Wine is hard to imagine without the alcohol. It’s integral to its texture, flavour, complexity and, of course, the buzz. Yet interest in alcohol-free wine has grown rapidly over the last couple of years. According to Nielsen data, retail sales of non-alcoholic wines in the United States shot upward during the year ending on Feb. 20, rising 34 pc over those 52 weeks after staying relatively stable from 2016 through 2019. The rise was even more pronounced, 40 pc, in the last quarter of that year, which included Dry January, a month of voluntary abstinence stoked by social media.
In the past, juice made of wine grapes and packaged in wine bottles has been marketed as an alternative to wine. But grape juice and non-alcoholic wines are not at all the same. Good grape juice can be a wonderful thing — delicious but usually very sweet. Non-alcoholic wine is produced by first making wine. Yeast ferment all or nearly all of the grape sugar into alcohol. Then, the alcohol is removed. The result is no more intoxicating than grape juice, but it’s generally not as sweet and fundamentally altered. What’s the appeal? It’s not hard to fathom in a pandemic world that has become consumed not only with drinking wine — sales are way up on the alcoholic variety, too — but with healthfulness, mindfulness and the cluster of self-care practices that are now referred to generally as “wellness.”

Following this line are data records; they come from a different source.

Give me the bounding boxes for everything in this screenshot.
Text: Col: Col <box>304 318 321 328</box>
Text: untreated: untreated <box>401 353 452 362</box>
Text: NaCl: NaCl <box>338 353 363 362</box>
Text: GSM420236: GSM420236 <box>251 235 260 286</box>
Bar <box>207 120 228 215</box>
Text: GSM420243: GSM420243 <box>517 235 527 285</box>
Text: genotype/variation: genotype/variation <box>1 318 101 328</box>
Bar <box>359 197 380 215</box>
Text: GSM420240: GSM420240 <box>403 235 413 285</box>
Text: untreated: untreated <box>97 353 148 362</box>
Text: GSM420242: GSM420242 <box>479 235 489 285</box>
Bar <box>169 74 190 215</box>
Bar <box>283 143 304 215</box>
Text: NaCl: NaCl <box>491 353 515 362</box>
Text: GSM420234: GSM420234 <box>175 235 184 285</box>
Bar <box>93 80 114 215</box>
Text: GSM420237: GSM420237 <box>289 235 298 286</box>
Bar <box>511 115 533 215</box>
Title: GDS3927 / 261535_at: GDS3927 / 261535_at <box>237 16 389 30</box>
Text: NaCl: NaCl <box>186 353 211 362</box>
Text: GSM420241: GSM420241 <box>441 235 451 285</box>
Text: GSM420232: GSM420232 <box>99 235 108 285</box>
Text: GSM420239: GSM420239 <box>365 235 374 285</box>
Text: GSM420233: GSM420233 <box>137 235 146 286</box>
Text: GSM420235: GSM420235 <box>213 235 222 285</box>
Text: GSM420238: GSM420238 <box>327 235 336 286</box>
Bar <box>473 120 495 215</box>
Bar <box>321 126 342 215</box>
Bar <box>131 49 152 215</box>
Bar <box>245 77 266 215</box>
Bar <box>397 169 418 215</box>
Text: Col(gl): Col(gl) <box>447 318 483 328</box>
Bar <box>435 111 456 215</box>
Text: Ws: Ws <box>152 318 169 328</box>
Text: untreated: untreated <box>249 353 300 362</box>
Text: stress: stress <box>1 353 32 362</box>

The option to drink wine without the physical and mental toll possibly exacted by alcohol? Cha-ching! Wine Intelligence, a consumer research organization, wrote recently that low- and no-alcohol wine was “an unmet consumer need,” particularly among younger people. Practical reasons nonetheless are as important as any driven by social trends. Just these concerns inspired Johannes Leitz of the Leitz winery to try to create a good non-alcoholic wine. As Leitz tells it, a Norwegian chef, Odd Ivar Solvold, spoke to him a few years ago about the need for a good non-alcoholic wine, particularly in Norway, where the penalty for drunken driving, Solvold told him, was 10 pc of one’s annual income. He wanted something that was balanced and would match his cuisine, and he offered to pay Leitz that same price he got for his conventional wines.
Leitz said he also had a personal desire for a non-alcoholic wine as heart issues were preventing him from consuming as much alcohol as had been customary for him. Eliminating the alcohol from a wine is not easy, at least, not if the non-alcoholic wine is going to be any good. The boiling point of alcohol, about 173 degrees, is lower than that of water, about 212 degrees. Theoretically, you could simply heat the wine to 173 degrees for as long as it takes to boil off the alcohol. But that crude treatment would harm the flavour components of the wine, too.
Modern technology is more subtle. Leitz uses vacuum distillation, a process that essentially separates a wine into its constituent parts at relatively low temperatures. The alcohol is then eliminated and the remaining parts reassembled. Removing the alcohol is no minor surgery for a wine. Not only does it account for the intoxicating effect, it contributes to the body and texture of a wine, as well as the flavours and potential for complexity. In addition, no matter how relatively gentle the process, the removal of alcohol is nonetheless a harsh technological disruption of a wine. The sense of purity, energy and life that a good wine exudes is impossible in an alcohol-free bottle.